A Reason to Trust
- October 21, 2018
- Jared Odenbeck
In times of crisis, in moments of uncertainty, amidst chaos, where do you turn? And, how do you turn? “I trust in God,” we say, as we anxiously pick up our phones to satisfy our restlessness with a call to a connection of ours who can assist us in our predicament. When it comes down to it, do we trust God? I do not think we do. The arrival at this understanding begs the question, then, how can I trust God? How can I know that he will come through? How can I rest in his sovereignty? In fact, the Rabshakeh of Assyria does not only say, “Say to Hezekiah, ‘Thus says the great king, the king of Assyria: On what do you rest this trust of yours?” (Isaiah 36:4), but he also asks us.
Among the innumerable examples in Scripture, Hezekiah offers us a relatable character, one plagued with uncertainty and fear. We live in what W.H. Auden called, “The Age of Anxiety” in his such-titled poem, and so, most of us, if not all, must learn to recognize and do battle against our metaphorical Assyria that stands as opposition to our trust in God.

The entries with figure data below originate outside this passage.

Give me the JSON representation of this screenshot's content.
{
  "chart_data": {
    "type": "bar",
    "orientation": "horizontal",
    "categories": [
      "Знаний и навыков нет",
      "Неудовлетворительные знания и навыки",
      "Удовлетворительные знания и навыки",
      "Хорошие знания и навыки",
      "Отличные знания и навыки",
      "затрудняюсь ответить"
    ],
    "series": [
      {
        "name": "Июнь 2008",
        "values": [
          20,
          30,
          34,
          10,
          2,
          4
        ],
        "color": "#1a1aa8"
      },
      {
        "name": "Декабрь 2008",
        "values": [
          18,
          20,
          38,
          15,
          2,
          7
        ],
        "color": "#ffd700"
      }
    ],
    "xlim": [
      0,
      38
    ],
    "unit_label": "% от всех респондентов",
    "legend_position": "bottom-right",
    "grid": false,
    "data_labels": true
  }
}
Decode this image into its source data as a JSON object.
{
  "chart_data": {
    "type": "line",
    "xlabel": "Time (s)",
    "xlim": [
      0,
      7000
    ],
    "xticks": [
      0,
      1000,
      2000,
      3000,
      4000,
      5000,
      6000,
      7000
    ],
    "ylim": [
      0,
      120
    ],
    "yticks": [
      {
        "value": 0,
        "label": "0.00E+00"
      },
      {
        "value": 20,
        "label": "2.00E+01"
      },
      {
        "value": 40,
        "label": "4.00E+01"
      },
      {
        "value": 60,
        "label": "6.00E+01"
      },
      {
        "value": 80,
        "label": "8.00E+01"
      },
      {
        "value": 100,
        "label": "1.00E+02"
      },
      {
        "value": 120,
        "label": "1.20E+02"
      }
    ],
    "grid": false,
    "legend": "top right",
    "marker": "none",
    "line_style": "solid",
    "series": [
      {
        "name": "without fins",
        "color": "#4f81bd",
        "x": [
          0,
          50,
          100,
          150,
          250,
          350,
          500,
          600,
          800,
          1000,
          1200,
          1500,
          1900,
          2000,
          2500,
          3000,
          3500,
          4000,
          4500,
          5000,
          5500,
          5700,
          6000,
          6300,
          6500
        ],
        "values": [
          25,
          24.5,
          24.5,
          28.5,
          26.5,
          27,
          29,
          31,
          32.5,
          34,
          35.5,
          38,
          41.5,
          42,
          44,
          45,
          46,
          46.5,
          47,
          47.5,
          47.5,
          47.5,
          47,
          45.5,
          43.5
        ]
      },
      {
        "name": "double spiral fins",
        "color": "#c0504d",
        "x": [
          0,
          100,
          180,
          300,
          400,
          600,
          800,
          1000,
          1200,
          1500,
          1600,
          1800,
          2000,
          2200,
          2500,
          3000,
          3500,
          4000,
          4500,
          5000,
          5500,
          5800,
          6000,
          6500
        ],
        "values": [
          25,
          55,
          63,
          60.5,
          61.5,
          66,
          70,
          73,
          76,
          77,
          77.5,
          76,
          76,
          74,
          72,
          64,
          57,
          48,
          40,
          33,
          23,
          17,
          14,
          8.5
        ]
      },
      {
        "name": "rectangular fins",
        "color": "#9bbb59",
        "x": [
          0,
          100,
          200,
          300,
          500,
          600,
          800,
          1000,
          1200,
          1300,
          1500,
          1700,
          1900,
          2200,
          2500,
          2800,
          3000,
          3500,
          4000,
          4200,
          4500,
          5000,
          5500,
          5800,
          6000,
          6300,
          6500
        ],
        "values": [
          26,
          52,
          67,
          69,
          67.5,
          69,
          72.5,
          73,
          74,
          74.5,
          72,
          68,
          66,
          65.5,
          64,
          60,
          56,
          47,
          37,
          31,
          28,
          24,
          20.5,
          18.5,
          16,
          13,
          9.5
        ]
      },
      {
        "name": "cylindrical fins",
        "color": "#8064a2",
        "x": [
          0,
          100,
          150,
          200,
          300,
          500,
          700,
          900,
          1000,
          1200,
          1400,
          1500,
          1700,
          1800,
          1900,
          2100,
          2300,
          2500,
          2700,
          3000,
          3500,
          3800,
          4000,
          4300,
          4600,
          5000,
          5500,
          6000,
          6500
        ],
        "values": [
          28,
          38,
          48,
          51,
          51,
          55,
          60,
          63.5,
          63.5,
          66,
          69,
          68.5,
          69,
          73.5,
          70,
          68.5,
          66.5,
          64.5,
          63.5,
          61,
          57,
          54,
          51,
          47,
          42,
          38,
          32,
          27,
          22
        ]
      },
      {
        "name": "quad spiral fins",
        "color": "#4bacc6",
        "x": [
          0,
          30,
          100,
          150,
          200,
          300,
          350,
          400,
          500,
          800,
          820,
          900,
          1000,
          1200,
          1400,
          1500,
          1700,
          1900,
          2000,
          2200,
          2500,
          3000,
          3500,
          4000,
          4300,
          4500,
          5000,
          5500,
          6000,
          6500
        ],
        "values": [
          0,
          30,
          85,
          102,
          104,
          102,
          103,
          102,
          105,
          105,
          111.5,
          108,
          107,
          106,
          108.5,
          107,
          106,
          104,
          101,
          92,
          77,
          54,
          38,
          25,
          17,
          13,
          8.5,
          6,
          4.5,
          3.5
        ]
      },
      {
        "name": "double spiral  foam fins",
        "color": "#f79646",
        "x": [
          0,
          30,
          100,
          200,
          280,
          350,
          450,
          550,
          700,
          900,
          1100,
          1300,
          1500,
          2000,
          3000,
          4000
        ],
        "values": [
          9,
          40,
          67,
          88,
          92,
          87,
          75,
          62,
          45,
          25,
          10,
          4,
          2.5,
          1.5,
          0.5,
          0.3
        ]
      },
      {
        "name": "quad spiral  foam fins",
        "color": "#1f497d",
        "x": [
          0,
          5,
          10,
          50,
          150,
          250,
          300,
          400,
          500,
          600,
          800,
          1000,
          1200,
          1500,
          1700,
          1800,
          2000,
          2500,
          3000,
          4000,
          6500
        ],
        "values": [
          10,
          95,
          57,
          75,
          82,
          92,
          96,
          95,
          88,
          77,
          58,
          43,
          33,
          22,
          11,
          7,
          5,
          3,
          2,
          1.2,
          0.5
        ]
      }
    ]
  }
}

When we first see Hezekiah in these Scriptures, utter despair covers him. “As soon as King Hezekiah heard it, he tore his clothes and covered himself with sackcloth and went into the house of the Lord.” (Isaiah 37:1) Hezekiah was afraid! He was horrified! And for good reason. Assyria swallowed nations in their wake – and their gods. They were at the peak of their military prowess. The mere presence of the Assyrian army, let alone the words of the Rabshakeh, challenges his trust in God. “Behold, you have heard what the kings of Assyria have done to all lands, devoting them to destruction. And shall you be delivered?” (Isaiah 37:11). That was the question that alarmed Hezekiah. Will I be delivered? Will God deliver me and my nation, and will he do it for the sake of his name and show himself as the one true God?
So, not only was his identity on the line as King, and likely his life, but I believe he feared that God would abandon, rather than deliver, Judah, and that His reputation would become like that of all of the other gods. The Rabshakeh warned the people of Judah, “Beware lest Hezekiah mislead you by saying, “The Lord will deliver us.” Has any of the gods of the nations delivered his land out of the hand of the king of Assyria?” (Isaiah 36:18).
So uncertainty, fear, and worry plagued Hezekiah. When he addresses the messengers he sends to Isaiah, he says that, “It may be that the Lord your God will hear…” (Isaiah 37:4). At this point, he is not sure what to think of God and his character. Hezekiah felt that the inevitable was upon Judah. And it was. But, in the face of danger and trouble, he gathered up courage and he found faith and trusted God. He believed him, and it enabled him to live a big life full of trust and security.
How did Hezekiah do that? Where did he find the strength and the fortitude and the resolve and the hope and the faith and the trust to not lay down in front of the king of Assyria. He sent for Isaiah to ask him, “what does God say about me and my situation? how can I know God is for me? How can I trust God?” And God gave him a promise; a promise to destroy Assyria and a command to not be afraid (Isaiah 37:6-7).
What is our promise? Where can we find that kind of faith to trust God in the face of uncertainty, crisis, and chaos? It’s found in Jesus, hanging on the cross. That’s why we can trust God. Because through the death of his son on the cross, he assures us that he will not leave us as orphans. He will bring us secure to see him face to face. The fear of man, the fear of the future, the fear of death, all fear passes away in the light of an untouchable eternal inheritance. Take hold of that with the two hands of splendor and joy, and in doing so, set your face to trust him.